Mercury 250 proxs 2B115089
I've had about 10 hours seat time in my196. As these guys are saying - relax, make small corrections and you'll push through it. When I did it right, in that 10th hour, it was an amazing ride.
2005 Triton TR-196
1990 ProCraft ProCaster 180
The biggest cause of CW is the motor is
to deep in the water
or the boat is out of balance. If you boat walks less w/a passenger
then you need to add ballast to the passenger side when solo.
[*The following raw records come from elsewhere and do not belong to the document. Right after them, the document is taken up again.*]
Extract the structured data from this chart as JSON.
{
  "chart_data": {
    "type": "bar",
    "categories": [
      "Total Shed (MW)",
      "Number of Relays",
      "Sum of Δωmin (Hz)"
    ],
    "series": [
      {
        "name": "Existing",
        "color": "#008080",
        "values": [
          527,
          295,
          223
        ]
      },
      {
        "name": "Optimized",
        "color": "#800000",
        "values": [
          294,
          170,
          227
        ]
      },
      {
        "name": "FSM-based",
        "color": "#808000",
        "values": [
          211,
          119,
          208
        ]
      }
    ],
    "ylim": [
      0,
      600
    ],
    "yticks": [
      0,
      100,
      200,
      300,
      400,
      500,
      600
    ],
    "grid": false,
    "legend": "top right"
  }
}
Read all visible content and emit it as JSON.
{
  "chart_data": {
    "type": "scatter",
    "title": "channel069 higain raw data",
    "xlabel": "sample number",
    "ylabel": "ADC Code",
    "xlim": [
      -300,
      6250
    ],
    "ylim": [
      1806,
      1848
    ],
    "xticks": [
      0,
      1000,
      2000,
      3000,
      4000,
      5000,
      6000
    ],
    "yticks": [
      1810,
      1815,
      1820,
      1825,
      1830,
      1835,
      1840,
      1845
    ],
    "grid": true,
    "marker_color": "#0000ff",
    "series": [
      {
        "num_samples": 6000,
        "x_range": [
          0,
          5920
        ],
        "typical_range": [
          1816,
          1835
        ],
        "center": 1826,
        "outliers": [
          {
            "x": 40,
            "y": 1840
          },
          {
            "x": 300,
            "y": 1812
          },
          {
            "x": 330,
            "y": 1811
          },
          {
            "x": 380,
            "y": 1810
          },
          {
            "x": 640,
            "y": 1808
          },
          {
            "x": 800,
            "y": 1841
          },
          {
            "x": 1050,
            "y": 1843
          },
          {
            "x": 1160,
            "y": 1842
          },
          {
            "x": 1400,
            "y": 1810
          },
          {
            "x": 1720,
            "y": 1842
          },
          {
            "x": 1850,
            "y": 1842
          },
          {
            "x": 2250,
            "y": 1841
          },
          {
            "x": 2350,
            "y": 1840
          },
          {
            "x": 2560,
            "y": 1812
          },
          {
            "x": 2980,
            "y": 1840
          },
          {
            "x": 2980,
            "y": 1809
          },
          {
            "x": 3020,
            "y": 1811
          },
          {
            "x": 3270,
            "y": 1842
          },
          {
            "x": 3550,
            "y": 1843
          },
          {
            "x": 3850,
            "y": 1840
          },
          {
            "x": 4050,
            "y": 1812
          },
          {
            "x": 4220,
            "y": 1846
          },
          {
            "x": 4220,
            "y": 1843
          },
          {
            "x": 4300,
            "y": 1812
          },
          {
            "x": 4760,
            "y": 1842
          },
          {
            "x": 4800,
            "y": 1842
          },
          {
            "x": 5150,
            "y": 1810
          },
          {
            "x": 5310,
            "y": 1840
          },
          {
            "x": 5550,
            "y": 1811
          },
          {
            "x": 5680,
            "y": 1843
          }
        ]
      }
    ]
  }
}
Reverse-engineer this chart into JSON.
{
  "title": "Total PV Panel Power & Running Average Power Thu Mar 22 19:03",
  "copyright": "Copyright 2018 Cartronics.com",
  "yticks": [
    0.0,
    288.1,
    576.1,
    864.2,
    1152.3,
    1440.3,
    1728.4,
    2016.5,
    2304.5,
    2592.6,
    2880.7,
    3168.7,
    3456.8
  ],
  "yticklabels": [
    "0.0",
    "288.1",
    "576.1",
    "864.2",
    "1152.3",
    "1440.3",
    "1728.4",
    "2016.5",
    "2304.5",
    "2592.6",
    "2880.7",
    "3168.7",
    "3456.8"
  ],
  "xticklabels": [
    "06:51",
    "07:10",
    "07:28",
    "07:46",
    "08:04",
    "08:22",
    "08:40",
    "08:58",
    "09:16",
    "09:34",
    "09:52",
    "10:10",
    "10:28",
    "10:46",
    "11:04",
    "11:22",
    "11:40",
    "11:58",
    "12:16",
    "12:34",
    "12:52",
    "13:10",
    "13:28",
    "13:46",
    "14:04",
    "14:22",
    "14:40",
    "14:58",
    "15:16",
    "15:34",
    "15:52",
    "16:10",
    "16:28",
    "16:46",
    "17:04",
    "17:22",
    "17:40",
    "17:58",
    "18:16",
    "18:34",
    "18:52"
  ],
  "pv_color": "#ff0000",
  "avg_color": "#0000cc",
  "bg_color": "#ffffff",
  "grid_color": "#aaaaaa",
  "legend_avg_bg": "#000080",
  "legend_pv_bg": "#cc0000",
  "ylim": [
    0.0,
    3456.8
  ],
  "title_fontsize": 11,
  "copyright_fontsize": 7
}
Once you have calmed it down w/weight then raise the motor
a 1/4" to a 1/2"at a time until you can determine a positive or negative change.
LDS
Larry D. Scott Retired KY Water patrol/F&W
www.greatscottshooters.com
2008 TRACKER TV 18 w/150 Mercury 4S
MK Ultrex 80lb, 102 Garmin Live scope
and a UHD93SV Garmin on the bow.
UHD 93SV at the console.
raise the motor higher...
04 Triton TR21X, 23 SHO NIZPRO'd!!!
27p Croxton Razor 4
old rigs
95 BassCat Pantera II, 200 XRi Merc
97 Skeeter ZX185c
97 ProV150--KOTTMANIZED! 27M
Talk to a guy today said the only correction should be to the left, that the boat will come back to the right by itself. Is this correct? So theoretically my only correction should be to the left and let the boat go back on it’s own? I can’t wait to get on the water to figure this out, I’m looking forward to it.
I just add weight to the left side by filling my live well. That will help with your weight distribution and counter balance the left side...
In my Triton 18TRX, the left and right side live well are not isolated, they are separated by a divider, you can’t just fill one or the other. That said, time in the seat has done wonders, I can drive the boat pretty comfortably up to about 67 miles an hour. Each time out it gets easier. I don’t really think too much about it anymore to be honest. All the advice I got here was very helpful.
04 Triton TR21X, 23 SHO NIZPRO'd!!!
27p Croxton Razor 4
old rigs
95 BassCat Pantera II, 200 XRi Merc
97 Skeeter ZX185c
97 ProV150--KOTTMANIZED! 27M
04 Triton TR21X, 23 SHO NIZPRO'd!!!
27p Croxton Razor 4
old rigs
95 BassCat Pantera II, 200 XRi Merc
97 Skeeter ZX185c
97 ProV150--KOTTMANIZED! 27M
This is how I learned to drive my Triton. I went to the lower part of Lake Cumberland. There's open water that's probable 5 miles long and 1 mile wide. I filled the port live well up to help balance the boat and started driving. When the boat would start to walk, I would start a slight left turn until the boat stopped walking. I countinued doing this until I could drive the boat at that speed in a straight line, then I started increasing speed. Go sometime that you will pretty much have the lake to yourself and burn a tank of gas.
I have a 97 tr21 with a 2018 225 proxs. I have a hydraulic jackplate with makes it easier to drive. With me and a full tank and 2 talons. I can run 74 if I want to drive it. But I can tap the jackplate up slow down to 71ish and not have to drive it. But as far as driving it to correct the chime walk just easy pulls to the left is all you got to do. Lots of people over think it or react. Just learn how to drive it. And you will see it's not that bad.